WHEN I first came to Australia and clapped eyes on an ibis, skidding over in a puddle and tumbling into a bin, I knew I had found my totem animal.
While awkward, ungainly and a little brown around the tail on land, in flight the ibis is a majestic bird; and so it is that I find myself signing up at the Sydney Trapeze School, which offers a two-hour lesson for the wet-behind-the-ears, for just $60.
Our class today numbers nine girls and one guy. I look down the row and appraise my ranking. I’m here with Stacey and Laura, who are looking too sure of themselves for my liking, but my friend Kate, I’m pleased to note, has turned up in tight jeans and a dead-eyed hangover that looks to be bordering on The Fear. One down, eight to go.
The fresh meat are shown the ropes by a trio of swarthy acrobats with muscle shirts and smirks. They aloofly corral and saddle us up with the safety gear, stopping just short of a branding iron.
I get up the 8m-high wobbly ladder as fast as possible, like Basil Fawlty having a fit. Once atop the platform, you’re efficiently manhandled into position by one porn star-looking dude, while another barks orders from below. It would be an incredibly hot scenario if you weren’t looking so incredibly foolish.

Heave ho.
“Stop sticking your arse out,” I’m told for the millionth time by the man holding my entire weight with one overdeveloped bicep. I lean into space and grope onto the bar. Surely there’s been some mist-ARGH!
“Knee hang!” another acro-spunk screams disorientatingly as I whisk past him. On my first attempt, I get my limbs tangled up in a snarl of ropes so that I’m flying through the air like a human pretzel, before I’m told to call this one a day. I flip myself off the netting, back onto the ground, to polite applause.

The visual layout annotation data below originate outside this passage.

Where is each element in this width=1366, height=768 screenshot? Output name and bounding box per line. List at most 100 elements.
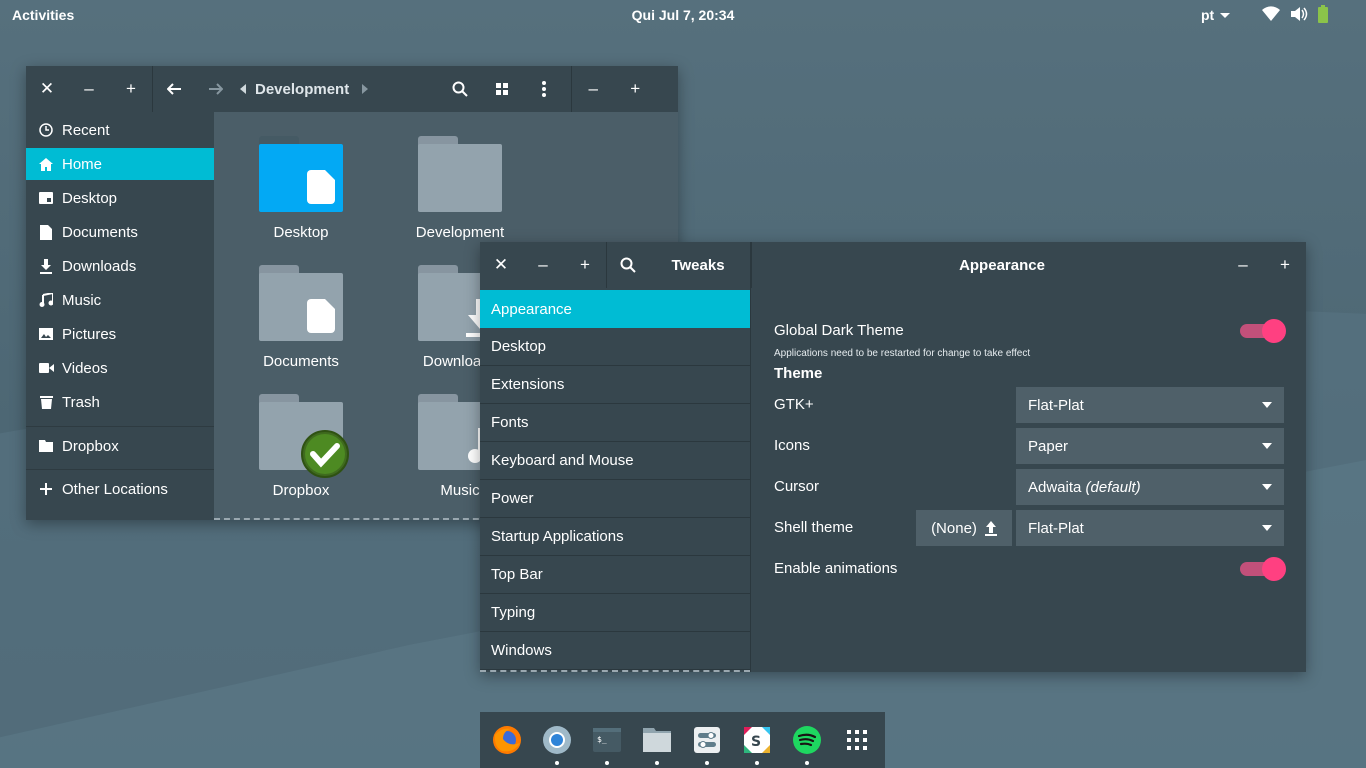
- breadcrumb-prev[interactable]: [237, 84, 249, 94]
- category-top-bar[interactable]: Top Bar: [480, 556, 750, 594]
- sidebar-item-documents[interactable]: Documents: [26, 216, 214, 248]
- minimize-button-2[interactable]: –: [1222, 242, 1264, 288]
- breadcrumb[interactable]: Development: [255, 81, 349, 98]
- global-dark-toggle[interactable]: [1240, 319, 1286, 343]
- files-icon[interactable]: [642, 725, 672, 755]
- files-header-bar: ✕ – + Development – +: [26, 66, 678, 112]
- kebab-menu-icon: [542, 81, 547, 97]
- tweaks-window: ✕ – + Tweaks Appearance – + Appearance D…: [480, 242, 1306, 672]
- minimize-button[interactable]: –: [522, 242, 564, 288]
- tweaks-icon[interactable]: [692, 725, 722, 755]
- close-button[interactable]: ✕: [26, 66, 68, 112]
- clock[interactable]: Qui Jul 7, 20:34: [0, 7, 1366, 23]
- restart-note: Applications need to be restarted for ch…: [774, 348, 1031, 359]
- category-power[interactable]: Power: [480, 480, 750, 518]
- app-grid-icon[interactable]: [842, 725, 872, 755]
- search-button[interactable]: [607, 242, 649, 288]
- category-windows[interactable]: Windows: [480, 632, 750, 670]
- gtk-theme-dropdown[interactable]: Flat-Plat: [1016, 387, 1284, 423]
- clock-icon: [39, 123, 53, 137]
- close-button[interactable]: ✕: [480, 242, 522, 288]
- svg-text:S: S: [751, 734, 761, 750]
- menu-button[interactable]: [523, 66, 565, 112]
- icons-theme-dropdown[interactable]: Paper: [1016, 428, 1284, 464]
- cursor-label: Cursor: [774, 478, 820, 495]
- category-appearance[interactable]: Appearance: [480, 290, 750, 328]
- sidebar-item-other-locations[interactable]: Other Locations: [26, 473, 214, 505]
- sidebar-item-home[interactable]: Home: [26, 148, 214, 180]
- picture-icon: [39, 328, 53, 340]
- triangle-left-icon: [240, 84, 246, 94]
- file-item-dropbox[interactable]: Dropbox: [231, 394, 371, 499]
- chevron-down-icon: [1220, 12, 1231, 18]
- category-startup-applications[interactable]: Startup Applications: [480, 518, 750, 556]
- sidebar-item-trash[interactable]: Trash: [26, 386, 214, 418]
- maximize-button[interactable]: +: [564, 242, 606, 288]
- firefox-icon[interactable]: [492, 725, 522, 755]
- sidebar-item-downloads[interactable]: Downloads: [26, 250, 214, 282]
- document-icon: [40, 224, 52, 240]
- minimize-button[interactable]: –: [68, 66, 110, 112]
- minimize-button-2[interactable]: –: [572, 66, 614, 112]
- file-item-desktop[interactable]: Desktop: [231, 136, 371, 241]
- search-icon: [452, 81, 468, 97]
- slack-icon[interactable]: S: [742, 725, 772, 755]
- file-item-development[interactable]: Development: [390, 136, 530, 241]
- sidebar-item-dropbox[interactable]: Dropbox: [26, 430, 214, 462]
- file-item-label: Documents: [263, 353, 339, 370]
- sidebar-item-videos[interactable]: Videos: [26, 352, 214, 384]
- category-desktop[interactable]: Desktop: [480, 328, 750, 366]
- trash-icon: [39, 396, 53, 409]
- language-label: pt: [1201, 7, 1215, 23]
- sidebar-item-label: Videos: [62, 359, 108, 377]
- running-indicator: [755, 761, 759, 765]
- search-button[interactable]: [439, 66, 481, 112]
- chevron-down-icon: [1262, 525, 1272, 531]
- search-icon: [620, 257, 636, 273]
- check-emblem-icon: [301, 430, 349, 478]
- forward-button[interactable]: [195, 66, 237, 112]
- sidebar-item-label: Music: [62, 291, 102, 309]
- file-item-documents[interactable]: Documents: [231, 265, 371, 370]
- cursor-theme-value: Adwaita: [1028, 478, 1082, 496]
- category-typing[interactable]: Typing: [480, 594, 750, 632]
- sidebar-item-recent[interactable]: Recent: [26, 114, 214, 146]
- desktop-icon: [39, 192, 53, 204]
- category-keyboard-mouse[interactable]: Keyboard and Mouse: [480, 442, 750, 480]
- sidebar-item-music[interactable]: Music: [26, 284, 214, 316]
- sidebar-item-pictures[interactable]: Pictures: [26, 318, 214, 350]
- document-icon: [307, 299, 335, 333]
- maximize-button[interactable]: +: [110, 66, 152, 112]
- chromium-icon[interactable]: [542, 725, 572, 755]
- shell-theme-install-button[interactable]: (None): [916, 510, 1012, 546]
- back-button[interactable]: [153, 66, 195, 112]
- terminal-icon[interactable]: $_: [592, 725, 622, 755]
- shell-theme-none: (None): [931, 519, 977, 537]
- view-grid-button[interactable]: [481, 66, 523, 112]
- category-extensions[interactable]: Extensions: [480, 366, 750, 404]
- rubberband-border: [480, 670, 750, 672]
- animations-label: Enable animations: [774, 560, 898, 577]
- cursor-theme-dropdown[interactable]: Adwaita (default): [1016, 469, 1284, 505]
- system-tray[interactable]: [1262, 5, 1328, 23]
- language-menu[interactable]: pt: [1201, 7, 1231, 23]
- page-title: Appearance: [959, 256, 1045, 274]
- sidebar-item-label: Documents: [62, 223, 138, 241]
- sidebar-item-label: Downloads: [62, 257, 137, 275]
- sidebar-item-label: Home: [62, 155, 103, 173]
- global-dark-label: Global Dark Theme: [774, 322, 904, 339]
- category-fonts[interactable]: Fonts: [480, 404, 750, 442]
- shell-theme-dropdown[interactable]: Flat-Plat: [1016, 510, 1284, 546]
- running-indicator: [555, 761, 559, 765]
- svg-text:$_: $_: [597, 735, 607, 744]
- maximize-button-2[interactable]: +: [614, 66, 656, 112]
- breadcrumb-next[interactable]: [359, 84, 371, 94]
- plus-icon: [40, 483, 52, 495]
- maximize-button-2[interactable]: +: [1264, 242, 1306, 288]
- file-item-label: Dropbox: [272, 482, 330, 499]
- spotify-icon[interactable]: [792, 725, 822, 755]
- sidebar-item-desktop[interactable]: Desktop: [26, 182, 214, 214]
- cursor-default-tag: (default): [1085, 478, 1141, 496]
- gtk-theme-value: Flat-Plat: [1028, 396, 1084, 414]
- animations-toggle[interactable]: [1240, 557, 1286, 581]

Back in the queue of baby birds, those that have already had a go compare tremoring hands. We’re having mixed results in the air. A few have the fluid, practiced movements of gymnasts and take to it naturally; others don’t listen to direction and try and follow their instincts as to when to change position. One girl thrashes and screams in fury each time she screws up, like Maria Sharapova launching a bum serve.
On my second go, I hook my legs over the bar and flip upside down at great speed, screaming “Bollocks!” as I wend my merry way. On the upswing I see the bloke up top grinning down at me, upside down. This is fun.

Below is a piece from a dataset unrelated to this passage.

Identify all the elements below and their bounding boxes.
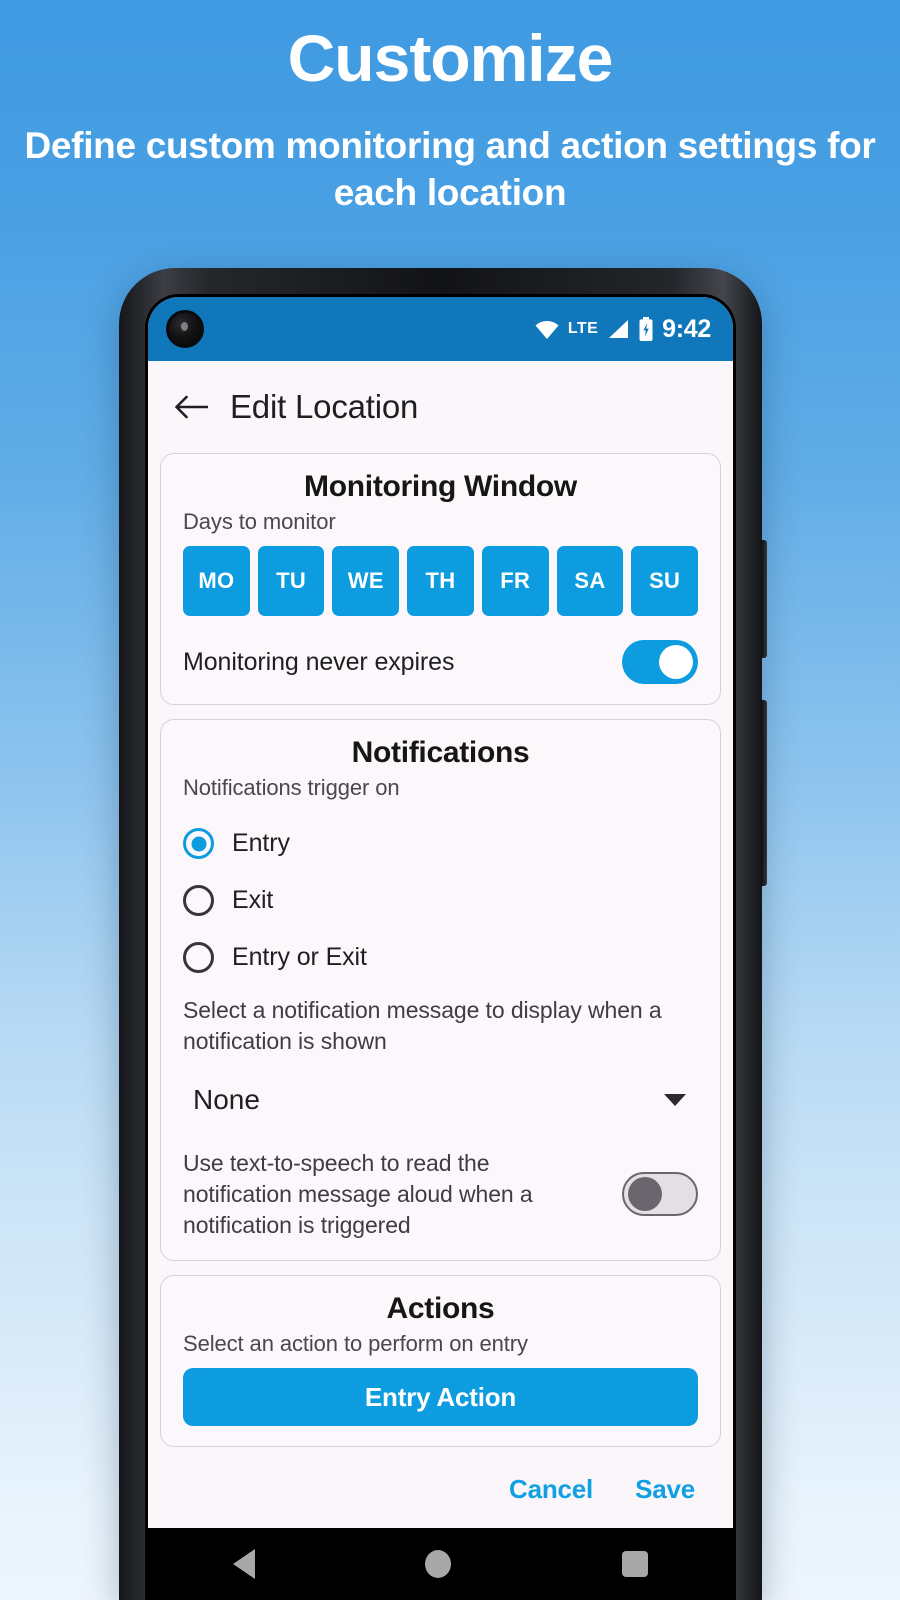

This move I'm pulling's too sophisticated for most catchers.
An hour and a half in, the ante is upped dramatically when instructor Jesse takes his shirt off and flips himself onto the opposing trapeze. We powder ourselves with chalk while Tom lines us up on safe ground and gets us all to grip his sizeable forearms to make sure we can remember how to use our opposable thumbs.
Everyone’s gone quiet, contemplating their impending catch, or lack of, but determination suddenly seems to run down Kate in rivulets. Even though she is an English, and only accustomed to gymnastics with a vodka in her hand, she plumbs some primal depths of coordination. We watch her ascend the ladder in awe. “She’s going to do it,” ripples down the line.

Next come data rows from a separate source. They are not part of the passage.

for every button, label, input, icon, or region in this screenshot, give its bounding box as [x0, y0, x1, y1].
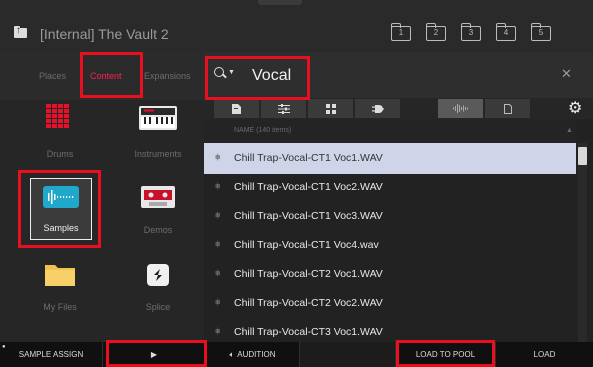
header-bar: [Internal] The Vault 2 1 2 3 4 5	[0, 0, 593, 52]
location-title: [Internal] The Vault 2	[40, 26, 169, 42]
name-column-header: NAME (140 items)	[234, 127, 292, 134]
keyboard-icon	[139, 106, 177, 130]
tile-splice[interactable]: Splice	[108, 260, 208, 320]
filter-file-button[interactable]	[485, 99, 530, 118]
filter-grid-button[interactable]	[308, 99, 353, 118]
filter-sliders-button[interactable]	[261, 99, 306, 118]
audio-file-icon: ıı|ıı	[215, 183, 221, 190]
folder-1-button[interactable]: 1	[390, 23, 411, 41]
list-header[interactable]: NAME (140 items) ▲	[204, 119, 576, 143]
bottom-bar: ● SAMPLE ASSIGN ▶ 🔈︎ AUDITION LOAD TO PO…	[0, 342, 593, 367]
folder-up-icon[interactable]	[14, 25, 27, 38]
tile-demos[interactable]: Demos	[108, 182, 208, 242]
highlight-content-tab	[80, 52, 143, 98]
folder-4-button[interactable]: 4	[495, 23, 516, 41]
folder-5-button[interactable]: 5	[530, 23, 551, 41]
gear-icon[interactable]: ⚙	[568, 98, 582, 118]
close-icon[interactable]: ✕	[561, 66, 572, 82]
list-item[interactable]: ıı|ıı Chill Trap-Vocal-CT1 Voc3.WAV	[204, 201, 576, 232]
grid-icon	[325, 103, 336, 114]
load-button[interactable]: LOAD	[495, 342, 593, 367]
audio-file-icon: ıı|ıı	[215, 328, 221, 335]
tile-drums[interactable]: Drums	[10, 104, 110, 164]
document-icon	[232, 103, 241, 114]
audio-file-icon: ıı|ıı	[215, 212, 221, 219]
pull-down-tab[interactable]	[258, 0, 302, 5]
highlight-load-to-pool	[396, 340, 495, 367]
file-name: Chill Trap-Vocal-CT1 Voc3.WAV	[234, 210, 383, 222]
file-name: Chill Trap-Vocal-CT1 Voc2.WAV	[234, 181, 383, 193]
sample-assign-button[interactable]: ● SAMPLE ASSIGN	[0, 342, 102, 367]
empty-slot	[299, 342, 395, 367]
plug-icon	[371, 104, 384, 113]
scroll-thumb[interactable]	[578, 147, 587, 165]
tile-instruments[interactable]: Instruments	[108, 104, 208, 164]
audio-file-icon: ıı|ıı	[215, 299, 221, 306]
highlight-search-field	[205, 56, 310, 100]
highlight-samples-tile	[18, 170, 101, 248]
filter-row	[204, 98, 593, 119]
folder-2-button[interactable]: 2	[425, 23, 446, 41]
list-item[interactable]: ıı|ıı Chill Trap-Vocal-CT1 Voc1.WAV	[204, 143, 576, 174]
file-name: Chill Trap-Vocal-CT3 Voc1.WAV	[234, 326, 383, 338]
tile-label: Instruments	[134, 149, 182, 159]
list-item[interactable]: ıı|ıı Chill Trap-Vocal-CT2 Voc2.WAV	[204, 288, 576, 319]
tab-expansions[interactable]: Expansions	[144, 71, 204, 81]
filter-waveform-button[interactable]	[438, 99, 483, 118]
list-item[interactable]: ıı|ıı Chill Trap-Vocal-CT1 Voc2.WAV	[204, 172, 576, 203]
file-icon	[503, 103, 512, 114]
waveform-icon	[452, 104, 468, 113]
drum-pads-icon	[46, 104, 69, 128]
tab-places[interactable]: Places	[39, 71, 66, 81]
file-name: Chill Trap-Vocal-CT1 Voc1.WAV	[234, 152, 383, 164]
tile-label: Drums	[46, 149, 74, 159]
tile-label: My Files	[43, 302, 77, 312]
sort-asc-icon[interactable]: ▲	[566, 127, 573, 134]
audio-file-icon: ıı|ıı	[215, 270, 221, 277]
highlight-play-button	[106, 340, 207, 367]
tile-my-files[interactable]: My Files	[10, 260, 110, 320]
filter-document-button[interactable]	[214, 99, 259, 118]
filter-plug-button[interactable]	[355, 99, 400, 118]
audition-button[interactable]: 🔈︎ AUDITION	[205, 342, 299, 367]
file-name: Chill Trap-Vocal-CT2 Voc1.WAV	[234, 268, 383, 280]
list-item[interactable]: ıı|ıı Chill Trap-Vocal-CT1 Voc4.wav	[204, 230, 576, 261]
shift-indicator-icon: ●	[2, 344, 6, 350]
list-item[interactable]: ıı|ıı Chill Trap-Vocal-CT2 Voc1.WAV	[204, 259, 576, 290]
tile-label: Demos	[143, 225, 173, 235]
file-list: ıı|ıı Chill Trap-Vocal-CT1 Voc1.WAV ıı|ı…	[204, 143, 576, 342]
audio-file-icon: ıı|ıı	[215, 154, 221, 161]
tile-label: Splice	[145, 302, 171, 312]
cassette-icon	[141, 186, 175, 208]
list-scrollbar[interactable]	[578, 143, 587, 342]
file-name: Chill Trap-Vocal-CT2 Voc2.WAV	[234, 297, 383, 309]
folder-3-button[interactable]: 3	[460, 23, 481, 41]
file-name: Chill Trap-Vocal-CT1 Voc4.wav	[234, 239, 379, 251]
sliders-icon	[277, 103, 290, 114]
speaker-icon: 🔈︎	[229, 349, 235, 359]
splice-icon	[147, 264, 169, 286]
folder-icon	[45, 265, 75, 286]
audio-file-icon: ıı|ıı	[215, 241, 221, 248]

Sure enough, just as I reach the top of the ladder, Kate is launching herself forth, executing each manoeuvre perfectly before Jesse grabs her arms. They make one arc together, before he hurls her down into the net like Mr Darcy, Heathcliff and Mick Dundee combined.

Kate in full flight.
We all gasp. The bitch! I momentarily forget my fear of heights, watching from the platform, but she totally puts me off my stroke.
“Hup!” the guy holding onto me yells. I contemplate the meaning of “hup” for a second and then jump off the platform. To perform a catch, you need to hook your legs up on first sweep and have your arms stretched out over your head on the second, or the moment’s passed. I’m not as aerodynamic as I’d hoped. “NO CATCH!” comes the humiliating yell.
Back on the ground, I grab Kate, who’s glassy-eyed and actually quivering.
“Probably a good thing I fucked it up,” I whisper. “I think I would have had an [word removed to prevent future regret].”
“Didn’t you hear me scream?” she returns. And pads off aimlessly.
Keeper? Realistically, the acro-spunks would have guffawed about our flailing limbs and dampening sweatpants as soon as we were out of earshot, but nevertheless, we’re all going back for seconds.